Men need a certain amount of estrogen. But if a male body converts more testosterone to estrogen than required, the levels become too high. This occurs through a process called aromatization. Aromatase (found in skin, brain, fat, and bone) transforms the hormone into estrogen (estradiol). Consequently, the estrogen interferes with whatever free testosterone exists and both hormones compete for receptor sites As years pass, increasingly more testosterone converts to estradiol, leading to prostate cancer, heart disease and stroke.
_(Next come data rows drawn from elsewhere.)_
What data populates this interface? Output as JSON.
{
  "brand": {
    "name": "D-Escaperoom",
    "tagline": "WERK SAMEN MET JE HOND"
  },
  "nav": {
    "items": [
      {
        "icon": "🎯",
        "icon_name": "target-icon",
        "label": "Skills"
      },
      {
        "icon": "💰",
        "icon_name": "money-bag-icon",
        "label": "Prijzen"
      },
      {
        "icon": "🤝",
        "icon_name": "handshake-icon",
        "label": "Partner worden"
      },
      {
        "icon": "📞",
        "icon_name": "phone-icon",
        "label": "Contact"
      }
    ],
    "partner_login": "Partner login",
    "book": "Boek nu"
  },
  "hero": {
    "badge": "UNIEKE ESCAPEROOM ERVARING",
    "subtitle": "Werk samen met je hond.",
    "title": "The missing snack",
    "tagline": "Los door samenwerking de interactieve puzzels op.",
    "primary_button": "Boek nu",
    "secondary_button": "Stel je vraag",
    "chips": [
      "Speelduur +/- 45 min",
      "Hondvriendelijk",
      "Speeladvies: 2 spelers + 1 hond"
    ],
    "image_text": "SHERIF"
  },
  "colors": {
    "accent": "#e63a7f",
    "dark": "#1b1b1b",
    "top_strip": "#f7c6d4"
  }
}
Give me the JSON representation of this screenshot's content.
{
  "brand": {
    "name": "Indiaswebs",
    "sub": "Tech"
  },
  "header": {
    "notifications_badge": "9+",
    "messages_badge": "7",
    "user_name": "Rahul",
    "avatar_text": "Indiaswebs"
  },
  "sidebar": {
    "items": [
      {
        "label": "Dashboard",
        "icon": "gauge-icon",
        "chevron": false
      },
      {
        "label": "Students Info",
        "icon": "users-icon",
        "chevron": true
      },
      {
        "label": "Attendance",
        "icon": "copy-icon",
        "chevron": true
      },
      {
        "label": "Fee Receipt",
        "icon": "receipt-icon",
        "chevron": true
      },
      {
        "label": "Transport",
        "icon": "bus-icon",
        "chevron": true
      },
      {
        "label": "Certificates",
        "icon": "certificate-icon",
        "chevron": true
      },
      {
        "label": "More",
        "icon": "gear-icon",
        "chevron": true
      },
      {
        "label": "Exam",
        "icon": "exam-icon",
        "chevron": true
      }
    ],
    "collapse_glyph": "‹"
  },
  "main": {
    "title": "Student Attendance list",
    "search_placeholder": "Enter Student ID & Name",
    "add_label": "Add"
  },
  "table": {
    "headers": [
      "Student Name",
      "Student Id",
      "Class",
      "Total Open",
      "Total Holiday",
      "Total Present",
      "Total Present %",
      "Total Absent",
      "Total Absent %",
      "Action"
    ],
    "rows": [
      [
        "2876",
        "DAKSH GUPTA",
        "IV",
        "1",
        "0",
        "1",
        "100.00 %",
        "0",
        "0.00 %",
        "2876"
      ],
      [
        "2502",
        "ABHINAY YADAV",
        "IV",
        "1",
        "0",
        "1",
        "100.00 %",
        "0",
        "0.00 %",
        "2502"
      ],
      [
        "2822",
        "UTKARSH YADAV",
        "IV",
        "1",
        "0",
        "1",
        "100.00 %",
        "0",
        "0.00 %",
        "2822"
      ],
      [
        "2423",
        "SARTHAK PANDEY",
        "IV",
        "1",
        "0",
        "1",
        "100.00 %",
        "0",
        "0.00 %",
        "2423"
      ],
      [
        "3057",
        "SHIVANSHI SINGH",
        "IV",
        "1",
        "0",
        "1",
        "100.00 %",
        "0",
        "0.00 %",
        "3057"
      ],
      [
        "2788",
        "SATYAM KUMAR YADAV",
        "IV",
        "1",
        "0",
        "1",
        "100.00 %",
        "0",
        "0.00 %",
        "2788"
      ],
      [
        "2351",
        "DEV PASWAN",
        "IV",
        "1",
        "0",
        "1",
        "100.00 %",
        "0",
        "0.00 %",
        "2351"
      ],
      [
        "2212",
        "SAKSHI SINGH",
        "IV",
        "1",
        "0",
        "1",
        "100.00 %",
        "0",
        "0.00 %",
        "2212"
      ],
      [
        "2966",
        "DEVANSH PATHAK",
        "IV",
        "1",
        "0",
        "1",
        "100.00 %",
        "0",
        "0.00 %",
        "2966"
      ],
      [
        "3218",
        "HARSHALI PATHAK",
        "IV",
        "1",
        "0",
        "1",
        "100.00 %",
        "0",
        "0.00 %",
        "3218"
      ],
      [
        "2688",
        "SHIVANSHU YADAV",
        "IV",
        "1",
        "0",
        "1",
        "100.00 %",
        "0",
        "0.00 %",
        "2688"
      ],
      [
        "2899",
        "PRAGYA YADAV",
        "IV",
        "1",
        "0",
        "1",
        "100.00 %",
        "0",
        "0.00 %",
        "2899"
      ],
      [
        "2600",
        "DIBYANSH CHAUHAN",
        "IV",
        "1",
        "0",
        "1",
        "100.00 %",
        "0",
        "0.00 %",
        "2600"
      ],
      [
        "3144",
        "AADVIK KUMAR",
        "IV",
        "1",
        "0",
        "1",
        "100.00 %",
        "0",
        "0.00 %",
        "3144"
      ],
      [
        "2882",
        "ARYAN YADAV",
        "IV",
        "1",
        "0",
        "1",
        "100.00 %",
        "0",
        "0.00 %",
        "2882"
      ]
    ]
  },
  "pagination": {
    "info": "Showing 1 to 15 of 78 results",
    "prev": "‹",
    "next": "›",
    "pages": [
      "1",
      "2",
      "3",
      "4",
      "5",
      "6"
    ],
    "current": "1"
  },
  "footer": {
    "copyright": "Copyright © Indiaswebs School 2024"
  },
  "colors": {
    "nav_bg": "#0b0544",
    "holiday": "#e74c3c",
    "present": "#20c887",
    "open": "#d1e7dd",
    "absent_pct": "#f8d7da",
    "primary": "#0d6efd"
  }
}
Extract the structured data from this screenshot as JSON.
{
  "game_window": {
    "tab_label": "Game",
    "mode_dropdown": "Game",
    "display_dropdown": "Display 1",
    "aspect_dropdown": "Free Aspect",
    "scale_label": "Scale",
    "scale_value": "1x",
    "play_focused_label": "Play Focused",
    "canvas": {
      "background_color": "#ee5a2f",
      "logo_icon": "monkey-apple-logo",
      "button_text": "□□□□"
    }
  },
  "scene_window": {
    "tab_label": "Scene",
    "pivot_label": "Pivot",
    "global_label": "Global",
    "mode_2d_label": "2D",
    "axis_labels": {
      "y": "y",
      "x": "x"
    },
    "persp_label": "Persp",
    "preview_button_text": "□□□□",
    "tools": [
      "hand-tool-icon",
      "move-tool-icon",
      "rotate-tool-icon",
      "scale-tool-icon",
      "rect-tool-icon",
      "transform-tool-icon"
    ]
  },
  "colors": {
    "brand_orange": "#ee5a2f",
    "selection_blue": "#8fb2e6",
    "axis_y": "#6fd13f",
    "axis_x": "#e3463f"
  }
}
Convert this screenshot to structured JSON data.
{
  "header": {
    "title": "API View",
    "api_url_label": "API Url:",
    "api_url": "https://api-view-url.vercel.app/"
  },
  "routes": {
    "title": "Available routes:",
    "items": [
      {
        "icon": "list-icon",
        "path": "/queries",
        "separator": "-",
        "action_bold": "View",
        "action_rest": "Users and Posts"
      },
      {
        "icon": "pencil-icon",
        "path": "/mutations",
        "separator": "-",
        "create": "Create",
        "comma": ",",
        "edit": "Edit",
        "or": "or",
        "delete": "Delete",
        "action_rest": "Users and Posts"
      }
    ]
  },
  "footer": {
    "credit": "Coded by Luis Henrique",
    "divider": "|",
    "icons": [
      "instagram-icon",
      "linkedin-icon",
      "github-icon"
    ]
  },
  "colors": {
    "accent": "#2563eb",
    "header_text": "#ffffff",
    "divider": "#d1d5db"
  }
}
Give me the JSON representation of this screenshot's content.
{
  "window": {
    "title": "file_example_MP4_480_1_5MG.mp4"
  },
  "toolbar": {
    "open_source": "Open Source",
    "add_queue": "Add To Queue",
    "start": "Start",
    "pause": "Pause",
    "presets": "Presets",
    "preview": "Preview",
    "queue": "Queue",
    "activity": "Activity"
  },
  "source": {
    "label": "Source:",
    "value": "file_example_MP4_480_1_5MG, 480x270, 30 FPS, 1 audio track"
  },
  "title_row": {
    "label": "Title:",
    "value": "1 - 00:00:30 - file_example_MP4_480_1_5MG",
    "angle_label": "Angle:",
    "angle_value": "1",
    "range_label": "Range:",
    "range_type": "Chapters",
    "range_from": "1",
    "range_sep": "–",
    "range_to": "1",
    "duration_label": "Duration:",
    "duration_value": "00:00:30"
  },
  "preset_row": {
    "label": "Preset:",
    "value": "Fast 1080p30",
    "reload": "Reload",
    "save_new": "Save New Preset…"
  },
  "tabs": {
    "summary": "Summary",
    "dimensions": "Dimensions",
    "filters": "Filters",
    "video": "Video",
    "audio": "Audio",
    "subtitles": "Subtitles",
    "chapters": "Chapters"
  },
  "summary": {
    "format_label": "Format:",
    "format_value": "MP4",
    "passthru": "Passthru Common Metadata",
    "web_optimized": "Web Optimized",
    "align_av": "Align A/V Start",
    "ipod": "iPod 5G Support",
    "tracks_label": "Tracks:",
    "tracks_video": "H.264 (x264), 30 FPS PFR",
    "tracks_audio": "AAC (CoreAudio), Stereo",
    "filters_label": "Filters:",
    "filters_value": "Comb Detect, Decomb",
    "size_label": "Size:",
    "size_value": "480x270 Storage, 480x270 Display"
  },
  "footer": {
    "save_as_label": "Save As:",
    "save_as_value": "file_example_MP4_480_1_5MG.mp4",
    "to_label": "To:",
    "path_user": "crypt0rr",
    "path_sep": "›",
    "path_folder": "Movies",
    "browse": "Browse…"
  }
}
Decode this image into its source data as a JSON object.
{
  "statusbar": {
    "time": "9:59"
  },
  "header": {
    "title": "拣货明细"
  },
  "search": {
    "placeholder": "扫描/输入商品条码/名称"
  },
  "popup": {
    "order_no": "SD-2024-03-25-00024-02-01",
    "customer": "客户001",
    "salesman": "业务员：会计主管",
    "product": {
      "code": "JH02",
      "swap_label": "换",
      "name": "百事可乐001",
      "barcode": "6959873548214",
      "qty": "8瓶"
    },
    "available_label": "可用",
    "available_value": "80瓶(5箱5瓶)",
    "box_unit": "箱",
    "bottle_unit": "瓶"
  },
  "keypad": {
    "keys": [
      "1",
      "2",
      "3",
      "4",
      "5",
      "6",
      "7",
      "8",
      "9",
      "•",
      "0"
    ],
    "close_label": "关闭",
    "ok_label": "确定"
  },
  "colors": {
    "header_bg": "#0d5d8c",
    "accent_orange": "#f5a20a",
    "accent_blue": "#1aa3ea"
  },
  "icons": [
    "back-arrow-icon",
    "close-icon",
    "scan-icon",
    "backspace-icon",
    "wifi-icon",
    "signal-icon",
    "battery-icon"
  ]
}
There are three naturally occurring estrogens: estradiol, estrone and estriol. For men, estradiol begins in the testes as well as through extra-glandular conversion of androgens. Estrogen levels increase with age, so men never need estrogen therapy. On the contrary, aging men often suffer dual effects of too little testosterone and estrogen dominance. The resulting imbalance directly causes many debilitating health and performance problems associated with normal aging. As men age, testosterone increasingly converts to estrogen. One report compared estrogen levels of both genders, showing an average 54-year-old man’s to be higher than an average 59-year-old woman’s.

Taking testosterone by itself, without monitoring other hormones, is not judicious. Testosterone may convert into even more estrogen, propagating its deleterious effects. However, through appropriate monitoring, therapy can be initiated to stop the conversion of testosterone to estrogen.